Under current policy, city departments and officials do not have to comply with ICE officers who do not have a valid judicial warrant, and the city will not request or provide any information about individuals’ immigration status, according to Mayor Jesse Arreguín’s spokesperson, Karina Ioffee.

The city reaffirmed its sanctuary city status earlier this year, and a task force was formed in order to help develop policies and programs to protect immigrant and undocumented communities, according to Ioffee.

“No matter who our president is, everyone living in the Unite(d) States has certain basic rights under the Constitution, including undocumented immigrants,” Ioffee said in an email.

Councilmember Kriss Worthington said the petition was well strategized.  The resolution, he said, pushed the city to not only stand up against the border wall controversy, but also to go further by working against companies that support ICE.

Worthington added, however, that because Berkeley is a smaller city, the impact of Tuesday’s resolution will depend on whether a larger city such as San Francisco or multiple smaller cities, such as Cambria and Ann Arbor, will adopt similar resolutions.

According to Worthington, Oakland has already started to draft a similar petition.

“If it does catch fire and it spreads, it could create some positive changes,” Worthington said.
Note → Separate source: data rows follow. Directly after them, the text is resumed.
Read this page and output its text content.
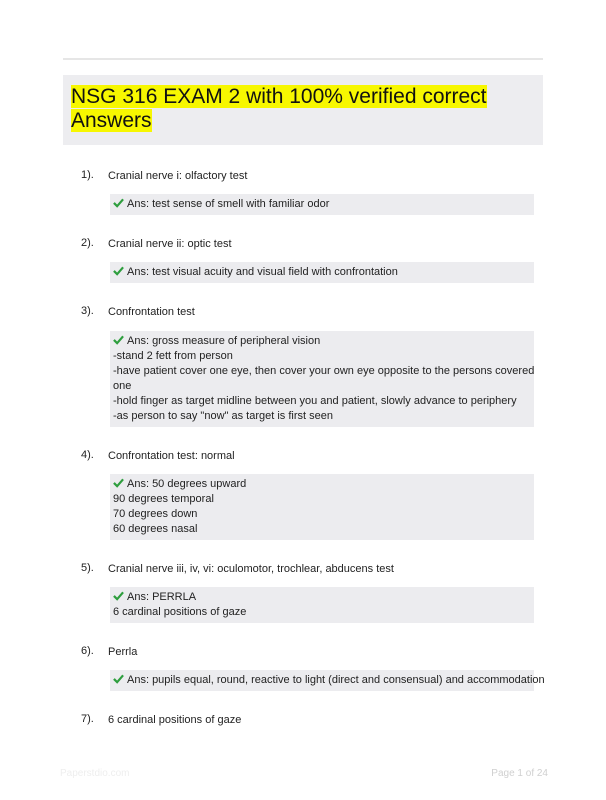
NSG 316 EXAM 2 with 100% verified correct
Answers
1). Cranial nerve i: olfactory test
Ans: test sense of smell with familiar odor
2). Cranial nerve ii: optic test
Ans: test visual acuity and visual field with confrontation
3). Confrontation test
Ans: gross measure of peripheral vision
-stand 2 fett from person
-have patient cover one eye, then cover your own eye opposite to the persons covered
one
-hold finger as target midline between you and patient, slowly advance to periphery
-as person to say "now" as target is first seen
4). Confrontation test: normal
Ans: 50 degrees upward
90 degrees temporal
70 degrees down
60 degrees nasal
5). Cranial nerve iii, iv, vi: oculomotor, trochlear, abducens test
Ans: PERRLA
6 cardinal positions of gaze
6). Perrla
Ans: pupils equal, round, reactive to light (direct and consensual) and accommodation
7). 6 cardinal positions of gaze
Paperstdio.com	Page 1 of 24
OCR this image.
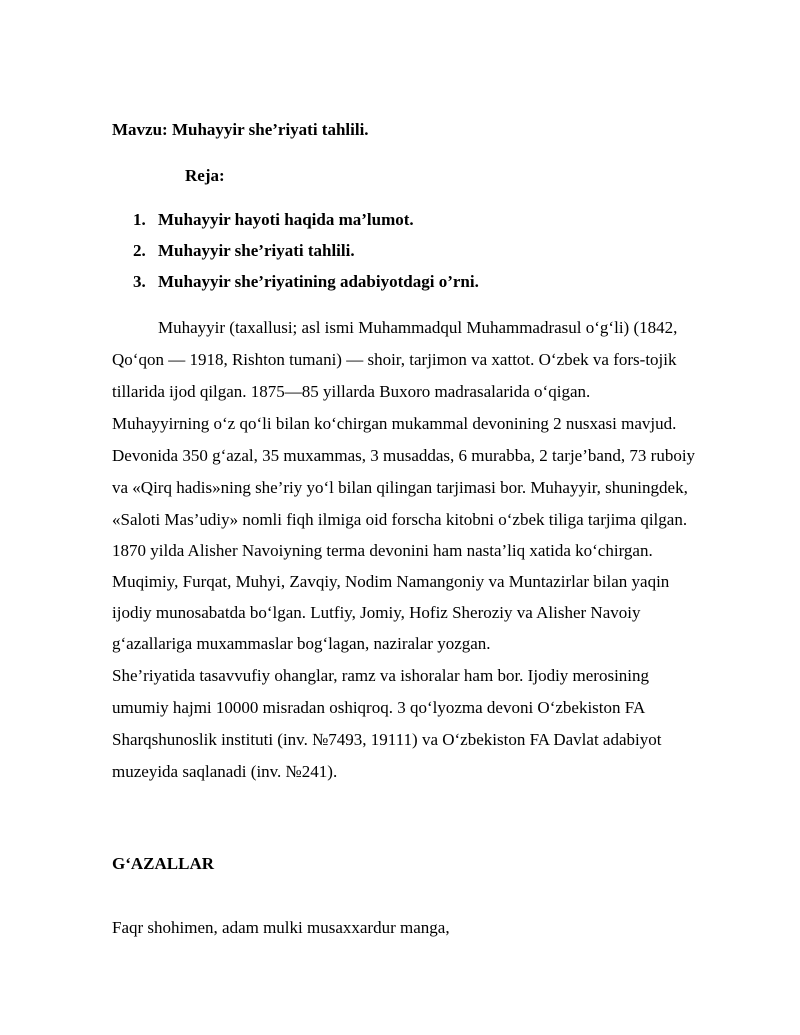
Mavzu: Muhayyir she’riyati tahlili.
Reja:
1. Muhayyir hayoti haqida ma’lumot.
2. Muhayyir she’riyati tahlili.
3. Muhayyir she’riyatining adabiyotdagi o’rni.
Muhayyir (taxallusi; asl ismi Muhammadqul Muhammadrasul o‘g‘li) (1842,
Qo‘qon — 1918, Rishton tumani) — shoir, tarjimon va xattot. O‘zbek va fors-tojik
tillarida ijod qilgan. 1875—85 yillarda Buxoro madrasalarida o‘qigan.
Muhayyirning o‘z qo‘li bilan ko‘chirgan mukammal devonining 2 nusxasi mavjud.
Devonida 350 g‘azal, 35 muxammas, 3 musaddas, 6 murabba, 2 tarje’band, 73 ruboiy
va «Qirq hadis»ning she’riy yo‘l bilan qilingan tarjimasi bor. Muhayyir, shuningdek,
«Saloti Mas’udiy» nomli fiqh ilmiga oid forscha kitobni o‘zbek tiliga tarjima qilgan.
1870 yilda Alisher Navoiyning terma devonini ham nasta’liq xatida ko‘chirgan.
Muqimiy, Furqat, Muhyi, Zavqiy, Nodim Namangoniy va Muntazirlar bilan yaqin
ijodiy munosabatda bo‘lgan. Lutfiy, Jomiy, Hofiz Sheroziy va Alisher Navoiy
g‘azallariga muxammaslar bog‘lagan, naziralar yozgan.
She’riyatida tasavvufiy ohanglar, ramz va ishoralar ham bor. Ijodiy merosining
umumiy hajmi 10000 misradan oshiqroq. 3 qo‘lyozma devoni O‘zbekiston FA
Sharqshunoslik instituti (inv. №7493, 19111) va O‘zbekiston FA Davlat adabiyot
muzeyida saqlanadi (inv. №241).
G‘AZALLAR
Faqr shohimen, adam mulki musaxxardur manga,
Besides the construction of a border wall, President Trump’s executive orders have included the creation of a travel ban against several Muslim-majority countries and the termination of Deferred Action for Childhood Arrivals. One of his orders also includes a promise to withhold funding from sanctuary cities.

Campus junior Gibran Huerta said that because “change starts small,” Berkeley has the potential to spark a small policy change that will influence other cities.

“(Cities) should not be bullied by another, especially by the president of the United States,” Huerta said. “If cities continue to do this nationwide, then the impact will be seen. If cities are scared, then you won’t have that routine impact.”